In the early 1980s two important discoveries revealed the beginning and end of a cascade of reactions that link the interaction of insulin with its receptor and the stimulation of the uptake of glucose into mammalian cells. First, Kasuga et al.[1, 2] discovered that the occupied insulin receptor is a tyrosine kinase leading to both tyrosine autophosphorylation of the receptor b-subunit and of cellular substrates. Second, Cushman and Wardzala [3] and Suzuki and Kono [4] discovered that glucose transporters are mainly resident in intracellular membrane vesicles in the absence of insulin and that insulin stimulation leads to an increase in the recruitment of these transporters to the plasma membrane. This translocation accounts for the increased rates of glucose transport into the stimulated cells.
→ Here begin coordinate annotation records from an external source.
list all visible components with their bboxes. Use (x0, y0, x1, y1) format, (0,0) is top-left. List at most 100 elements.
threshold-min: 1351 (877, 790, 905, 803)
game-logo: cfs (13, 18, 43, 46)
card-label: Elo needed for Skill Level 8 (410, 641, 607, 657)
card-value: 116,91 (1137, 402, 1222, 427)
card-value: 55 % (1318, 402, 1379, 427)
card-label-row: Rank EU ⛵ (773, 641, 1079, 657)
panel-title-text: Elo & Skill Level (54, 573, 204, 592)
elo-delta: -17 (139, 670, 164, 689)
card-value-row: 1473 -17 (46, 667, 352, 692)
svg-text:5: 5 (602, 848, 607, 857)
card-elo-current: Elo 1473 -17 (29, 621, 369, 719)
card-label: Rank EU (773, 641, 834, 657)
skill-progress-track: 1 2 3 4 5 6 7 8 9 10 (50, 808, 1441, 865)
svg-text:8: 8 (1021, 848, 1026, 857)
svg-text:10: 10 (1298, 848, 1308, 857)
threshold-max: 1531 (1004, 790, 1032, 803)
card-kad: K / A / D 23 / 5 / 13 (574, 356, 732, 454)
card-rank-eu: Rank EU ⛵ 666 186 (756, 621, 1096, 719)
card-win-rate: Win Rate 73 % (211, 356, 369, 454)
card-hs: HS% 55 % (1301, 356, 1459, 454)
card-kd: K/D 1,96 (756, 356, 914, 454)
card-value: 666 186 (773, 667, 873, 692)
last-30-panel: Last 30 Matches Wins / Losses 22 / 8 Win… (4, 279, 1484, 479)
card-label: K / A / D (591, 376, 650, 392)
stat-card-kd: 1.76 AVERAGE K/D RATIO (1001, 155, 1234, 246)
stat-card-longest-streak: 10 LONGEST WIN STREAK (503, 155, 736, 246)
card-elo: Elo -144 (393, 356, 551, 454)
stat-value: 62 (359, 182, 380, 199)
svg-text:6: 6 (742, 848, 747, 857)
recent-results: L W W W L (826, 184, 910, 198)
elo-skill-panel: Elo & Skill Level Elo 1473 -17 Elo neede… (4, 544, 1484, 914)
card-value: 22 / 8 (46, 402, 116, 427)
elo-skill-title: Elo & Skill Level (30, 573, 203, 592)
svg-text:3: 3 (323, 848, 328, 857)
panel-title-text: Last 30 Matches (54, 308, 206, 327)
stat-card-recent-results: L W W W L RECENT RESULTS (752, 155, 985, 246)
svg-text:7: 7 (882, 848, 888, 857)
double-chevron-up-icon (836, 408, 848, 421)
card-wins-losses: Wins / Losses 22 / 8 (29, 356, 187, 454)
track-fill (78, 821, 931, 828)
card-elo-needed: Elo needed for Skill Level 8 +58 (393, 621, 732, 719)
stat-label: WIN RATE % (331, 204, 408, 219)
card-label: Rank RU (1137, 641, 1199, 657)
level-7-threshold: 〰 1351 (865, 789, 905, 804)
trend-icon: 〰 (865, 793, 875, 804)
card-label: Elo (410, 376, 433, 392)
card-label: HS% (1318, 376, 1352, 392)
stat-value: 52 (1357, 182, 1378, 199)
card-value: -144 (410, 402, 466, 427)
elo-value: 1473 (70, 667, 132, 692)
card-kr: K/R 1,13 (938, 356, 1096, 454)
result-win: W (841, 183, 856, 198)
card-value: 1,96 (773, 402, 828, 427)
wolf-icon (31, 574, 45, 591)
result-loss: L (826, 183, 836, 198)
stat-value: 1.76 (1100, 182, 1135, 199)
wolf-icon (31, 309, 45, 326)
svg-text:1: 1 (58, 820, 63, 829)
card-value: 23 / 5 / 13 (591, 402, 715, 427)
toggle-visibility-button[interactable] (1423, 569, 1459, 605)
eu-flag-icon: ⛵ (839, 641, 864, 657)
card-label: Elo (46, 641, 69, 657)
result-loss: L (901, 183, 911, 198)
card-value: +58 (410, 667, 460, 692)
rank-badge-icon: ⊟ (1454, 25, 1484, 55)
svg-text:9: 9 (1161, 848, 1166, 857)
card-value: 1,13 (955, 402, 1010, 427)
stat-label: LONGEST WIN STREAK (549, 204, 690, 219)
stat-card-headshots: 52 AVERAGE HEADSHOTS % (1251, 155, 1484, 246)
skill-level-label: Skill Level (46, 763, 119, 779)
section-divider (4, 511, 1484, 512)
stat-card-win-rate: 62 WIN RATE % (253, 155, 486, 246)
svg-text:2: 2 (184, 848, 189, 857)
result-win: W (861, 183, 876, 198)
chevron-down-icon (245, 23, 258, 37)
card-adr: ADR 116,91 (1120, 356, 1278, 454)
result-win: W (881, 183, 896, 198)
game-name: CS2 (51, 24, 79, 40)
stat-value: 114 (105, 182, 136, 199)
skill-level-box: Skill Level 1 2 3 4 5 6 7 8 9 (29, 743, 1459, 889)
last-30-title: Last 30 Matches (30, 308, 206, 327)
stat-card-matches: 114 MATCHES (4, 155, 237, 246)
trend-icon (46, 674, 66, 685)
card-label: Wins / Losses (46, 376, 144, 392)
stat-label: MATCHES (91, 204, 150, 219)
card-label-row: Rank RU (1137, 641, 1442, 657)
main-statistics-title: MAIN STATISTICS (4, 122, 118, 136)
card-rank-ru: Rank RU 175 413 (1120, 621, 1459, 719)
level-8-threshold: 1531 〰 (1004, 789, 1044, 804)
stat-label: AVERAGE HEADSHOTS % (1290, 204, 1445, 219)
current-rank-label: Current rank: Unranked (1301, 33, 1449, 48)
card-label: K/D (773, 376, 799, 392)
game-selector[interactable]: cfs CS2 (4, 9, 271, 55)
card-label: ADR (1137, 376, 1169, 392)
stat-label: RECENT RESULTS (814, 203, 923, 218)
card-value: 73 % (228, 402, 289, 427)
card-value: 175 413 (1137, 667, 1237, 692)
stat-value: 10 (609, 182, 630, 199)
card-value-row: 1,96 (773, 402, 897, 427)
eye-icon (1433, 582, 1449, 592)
Details have emerged concerning both the beginning and end of the cascade and gradually the intermediate events in signalling and glucose transporter recruitment are being elucidated. The success in identifying these intermediate steps has not been as rapid as that which has led to the elucidation of the intermediate signalling events involved in stimulation of cell growth and mitosis. In this cascade, a key switch in signalling occurs between tyrosine kinase activation and serine/threonine kinase activation. The switch occurs through the G-protein

Ras which activates downstream Raf and mitogen activated protein (Map) kinases [5–8]. Such a switch has not been demonstrated for the reactions leading to stimulation of glucose transport and, as we describe below, there is evidence that the Map kinase pathway is not involved in the activation process. The divergence of mitotic stimulation and metabolic stimulation (via increased glucose transport) is clearly necessary in the insulin-target tissues of muscle and fat where there is a requirement that increased metabolic flux is acutely regulated over short timescales without a concomitant stimulation of cell growth and division. The extent to which these two signalling pathways diverge has also been difficult to dissect as studies of cell culture models and cell free systems have suggested that there is the potential for cross-talk between these two pathways. Such crosstalk may be less significant in cells that are specialised to perform discrete functions. Given the complexity of the possible interactions between signalling intermediates, the mapping of a direct cascade leading to increased glucose transport is at present incomplete. Therefore, this review describes some of the advances that have been made in the search for intermediates which lead to glucose transporter translocation and speculates on possible mechanisms and missing links that may be involved in the complete signalling pathway.